We can clearly see that there is a very strong positive relationship between the number of likes and comments which make sense in context as people would be willing to share their thoughts on a video they enjoyed by providing constructive feedback and appreciation.

  1. In addition to exploring the relationship between the number of likes and comment counts, we wanted to explore the relationship with the impact the number of words in the title of the videos had.
youtube$words_in_title <- lengths(strsplit(youtube$title, "\\W+"))
ggplot(data = youtube, aes(x = log(views), y = log(comment_count))) + geom_point(aes(color = words_in_title), alpha = 1) + labs(
  title = "Distribution of log(likes) and log(dislikes) in Trending Youtube Videos",
  x = "Likes (log)",
  y = "Comment Count (log)",
  color = "Number of Words in Title"
)

Although there are way too many data points to make a precise conclusion from the graph above, we noticed a rather darker section of points, less words in title, near the top right with high comment counts and high number of likes and roughly visualized videos with around 5~10 words in the title represented this area.

  1. Finally, we explored how certain words included in the title of videos affected the videos popularity and which words accounted for popularity the most.
library(tm)
library(SnowballC)
library(wordcloud)
youtube.title = Corpus(VectorSource(youtube$title))
youtube.title = tm_map(youtube.title, content_transformer(tolower))
youtube.title = tm_map(youtube.title, removePunctuation)
youtube.title = tm_map(youtube.title, stripWhitespace)
dtm.youtube.title = DocumentTermMatrix(youtube.title, control = list(stopwords = TRUE, stemming = TRUE))
title.youtube.words = dtm.youtube.title$dimnames$Terms
title.youtube.freqs = colSums(as.matrix(dtm.youtube.title))
wordcloud(words = title.youtube.words, freq = title.youtube.freqs, max.words = 80, random.order = FALSE, color = "red")

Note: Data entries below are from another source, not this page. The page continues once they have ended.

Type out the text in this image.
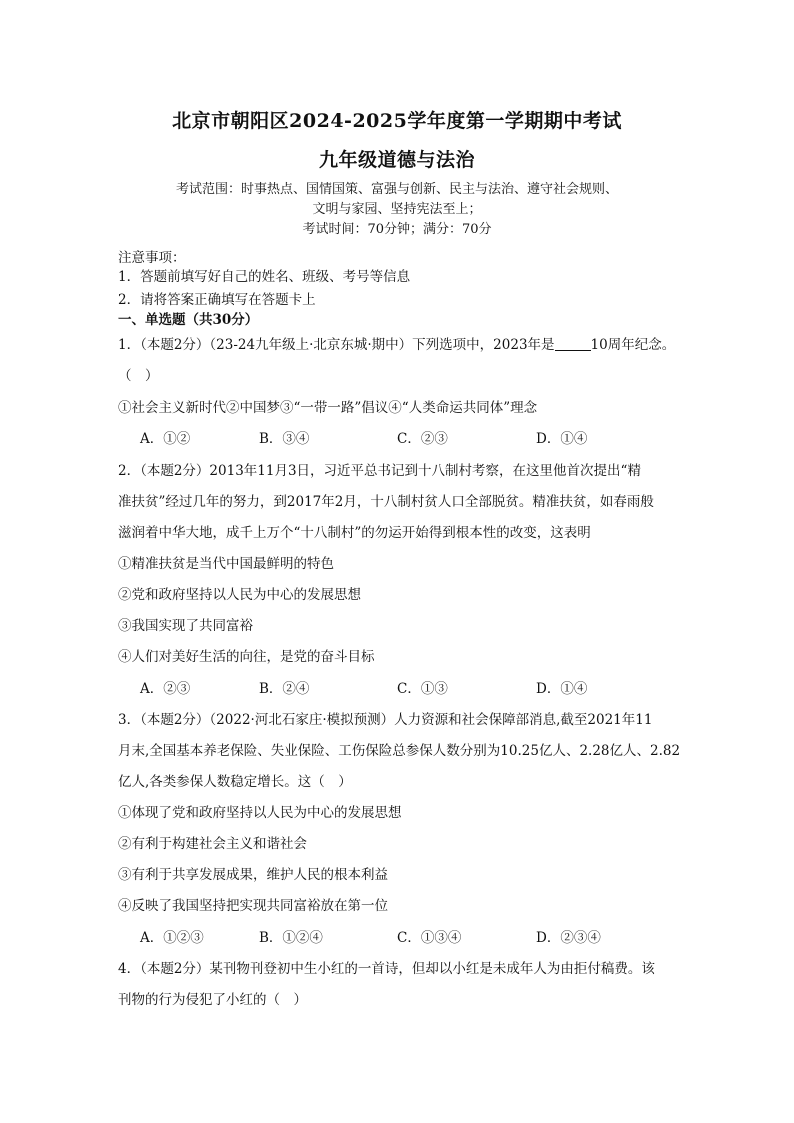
北京市朝阳区2024-2025学年度第一学期期中考试
九年级道德与法治
考试范围：时事热点、国情国策、富强与创新、民主与法治、遵守社会规则、
文明与家园、坚持宪法至上；
考试时间：70分钟；满分：70分
注意事项：
1．答题前填写好自己的姓名、班级、考号等信息
2．请将答案正确填写在答题卡上
一、单选题（共30分）
1．（本题2分）（23-24九年级上·北京东城·期中）下列选项中，2023年是	10周年纪念。
（　）
①社会主义新时代②中国梦③“一带一路”倡议④“人类命运共同体”理念
A．①②	B．③④	C．②③	D．①④
2．（本题2分）2013年11月3日，习近平总书记到十八制村考察，在这里他首次提出“精
准扶贫”经过几年的努力，到2017年2月，十八制村贫人口全部脱贫。精准扶贫，如春雨般
滋润着中华大地，成千上万个“十八制村”的勿运开始得到根本性的改变，这表明
①精准扶贫是当代中国最鲜明的特色
②党和政府坚持以人民为中心的发展思想
③我国实现了共同富裕
④人们对美好生活的向往，是党的奋斗目标
A．②③	B．②④	C．①③	D．①④
3．（本题2分）（2022·河北石家庄·模拟预测）人力资源和社会保障部消息,截至2021年11
月末,全国基本养老保险、失业保险、工伤保险总参保人数分别为10.25亿人、2.28亿人、2.82
亿人,各类参保人数稳定增长。这（　）
①体现了党和政府坚持以人民为中心的发展思想
②有利于构建社会主义和谐社会
③有利于共享发展成果，维护人民的根本利益
④反映了我国坚持把实现共同富裕放在第一位
A．①②③	B．①②④	C．①③④	D．②③④
4．（本题2分）某刊物刊登初中生小红的一首诗，但却以小红是未成年人为由拒付稿费。该
刊物的行为侵犯了小红的（　）
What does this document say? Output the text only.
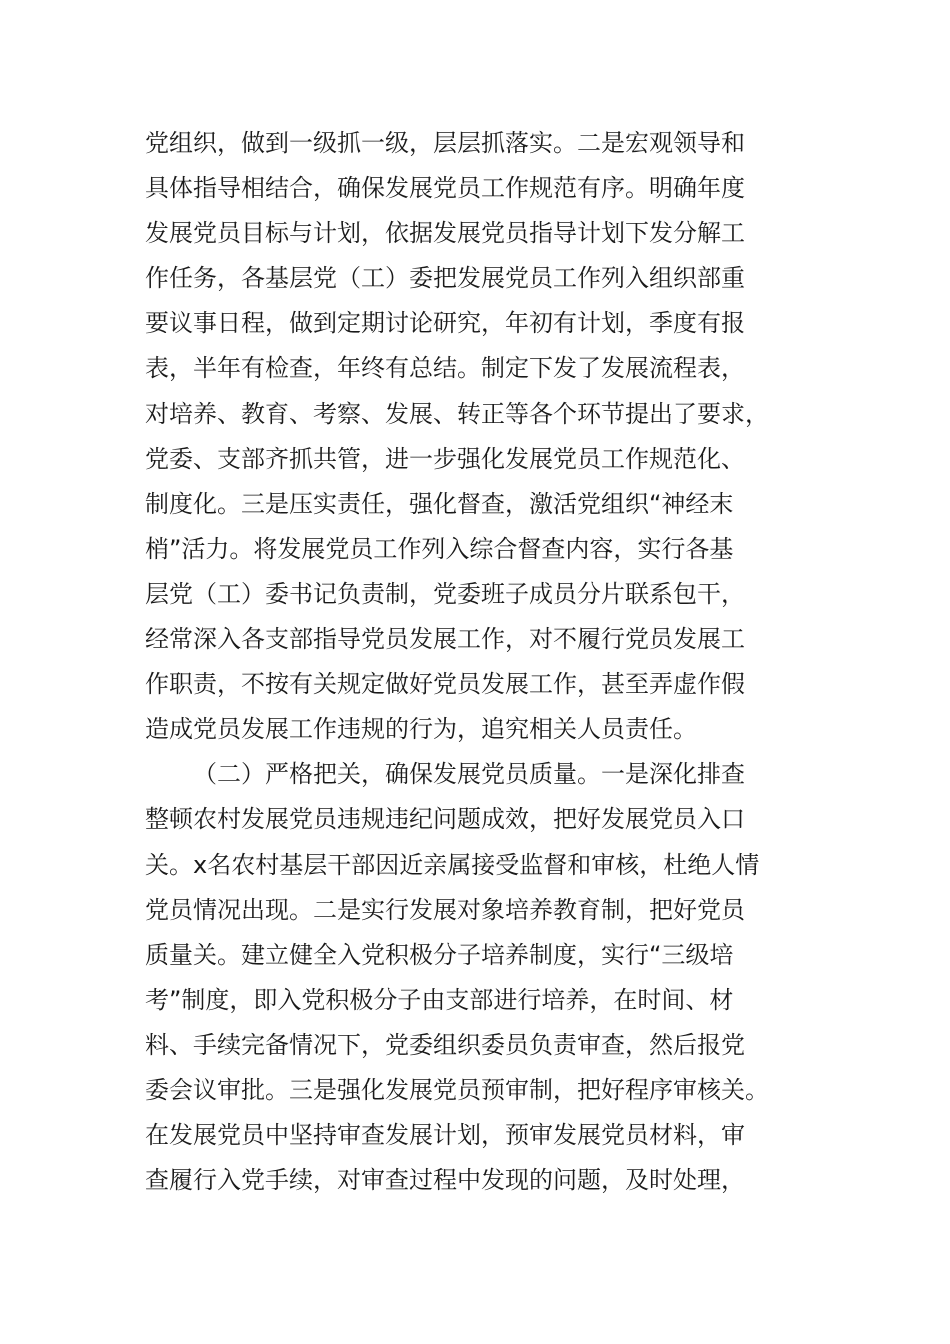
党组织，做到一级抓一级，层层抓落实。二是宏观领导和
具体指导相结合，确保发展党员工作规范有序。明确年度
发展党员目标与计划，依据发展党员指导计划下发分解工
作任务，各基层党（工）委把发展党员工作列入组织部重
要议事日程，做到定期讨论研究，年初有计划，季度有报
表，半年有检查，年终有总结。制定下发了发展流程表，
对培养、教育、考察、发展、转正等各个环节提出了要求，
党委、支部齐抓共管，进一步强化发展党员工作规范化、
制度化。三是压实责任，强化督查，激活党组织“神经末
梢”活力。将发展党员工作列入综合督查内容，实行各基
层党（工）委书记负责制，党委班子成员分片联系包干，
经常深入各支部指导党员发展工作，对不履行党员发展工
作职责，不按有关规定做好党员发展工作，甚至弄虚作假
造成党员发展工作违规的行为，追究相关人员责任。
（二）严格把关，确保发展党员质量。一是深化排查
整顿农村发展党员违规违纪问题成效，把好发展党员入口
关。x名农村基层干部因近亲属接受监督和审核，杜绝人情
党员情况出现。二是实行发展对象培养教育制，把好党员
质量关。建立健全入党积极分子培养制度，实行“三级培
考”制度，即入党积极分子由支部进行培养，在时间、材
料、手续完备情况下，党委组织委员负责审查，然后报党
委会议审批。三是强化发展党员预审制，把好程序审核关。
在发展党员中坚持审查发展计划，预审发展党员材料，审
查履行入党手续，对审查过程中发现的问题，及时处理，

We found that the word “official” followed by “video” and “trailer” were the most common words used in the most popular videos.

Exploring this dataset pertaining to youtube, we were able to find the following takeaways:

  1. The distribution of the logged number of views is normal and unimodal, with no outliers. The distribution of the logged number of views for videos uploaded in the morning, in the afternoon, and at night, are all normally distributed as well.
  2. Compared to the previous year, average number of views of trending videos tended to increase, with the views increasing at a faster rate starting in April.
  3. There is a strong positive relationship between the number of likes and the comment counts.
  4. There is a storng positive relationship between the number of likes and the number of dislikes,
  5. The three most frequently used words in these trending US youtube videos are: “official”, followed by “fideo” and “trailer.”

For future work, we are interested to examine which categories of videos were in particular more popular than others (based on the number of views), and further study the trends of such videos, such as if they increased over time, or decreased in recent years, and if so, starting when. We could then also study their relations to the number of likes, dislikes, and most frequently used, similar to what we have studied so far.